For those who didn't accept the racial hierarchy, they do make great movers and shakers, some even great revolutionaries (think Frederick Douglass, William Wells Brown, Mary Ellen Pleasant, Ellen Craft, Harriet Jacobs, W.E.B. DuBois, Malcolm X, Huey Newton, Kathleen Cleaver). If we have ever been wrong or done wrong, it's in not pushing hard enough to break down this racial hierarchy, for the illusory promise of power was too distracting.

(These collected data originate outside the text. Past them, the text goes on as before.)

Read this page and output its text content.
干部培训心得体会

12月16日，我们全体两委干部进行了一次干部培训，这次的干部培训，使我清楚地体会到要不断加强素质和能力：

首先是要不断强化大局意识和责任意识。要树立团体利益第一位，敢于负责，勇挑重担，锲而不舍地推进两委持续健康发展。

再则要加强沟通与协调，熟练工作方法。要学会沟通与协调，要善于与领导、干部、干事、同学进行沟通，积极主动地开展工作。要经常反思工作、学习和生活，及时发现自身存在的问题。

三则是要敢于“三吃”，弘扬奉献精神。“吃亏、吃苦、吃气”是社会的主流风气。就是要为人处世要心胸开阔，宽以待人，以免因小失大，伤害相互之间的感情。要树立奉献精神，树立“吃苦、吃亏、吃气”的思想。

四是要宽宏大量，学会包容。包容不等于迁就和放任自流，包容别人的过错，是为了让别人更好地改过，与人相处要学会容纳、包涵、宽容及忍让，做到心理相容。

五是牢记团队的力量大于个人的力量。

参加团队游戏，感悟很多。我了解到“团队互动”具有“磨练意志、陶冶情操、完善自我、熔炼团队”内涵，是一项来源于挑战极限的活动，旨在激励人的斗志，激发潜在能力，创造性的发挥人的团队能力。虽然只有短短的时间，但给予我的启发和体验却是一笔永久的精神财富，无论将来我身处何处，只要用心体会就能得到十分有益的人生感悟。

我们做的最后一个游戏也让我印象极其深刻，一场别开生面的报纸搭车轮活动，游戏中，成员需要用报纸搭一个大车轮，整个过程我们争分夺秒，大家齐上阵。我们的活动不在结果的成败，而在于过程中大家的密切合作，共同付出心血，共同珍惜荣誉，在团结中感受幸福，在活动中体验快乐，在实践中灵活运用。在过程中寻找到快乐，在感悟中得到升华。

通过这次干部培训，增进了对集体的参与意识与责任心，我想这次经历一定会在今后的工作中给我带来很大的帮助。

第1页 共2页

Here's what bothers me about the whole light vs. dark debate though: Why are we (black folk) so hung up on a hue when we expect other folk not to be ( particularly as this relates to racial oppression, racist policies, etc.)? My sista addresses hue as it may relate to academic achievement, when I can think a lot more other thangs that Black folk need to discuss in relationship to academic achievement besides someone being light skinneded. I'm not criticizing Diary of an Anxious Black Women for posting this topic on her blog; after all, she ain't the one who brought the topic up. But, when it really comes down to our schools and the underperformance of Black children, a hue will not determine if they pass standardized tests or graduate from high school. And when we speak of linguistic prejudice, light skinneded Ebonics speakers won't be prevented from being placed in remedial composition just because they hue is a lil' bit yellower. C'mon people! We got bigger fish to fry.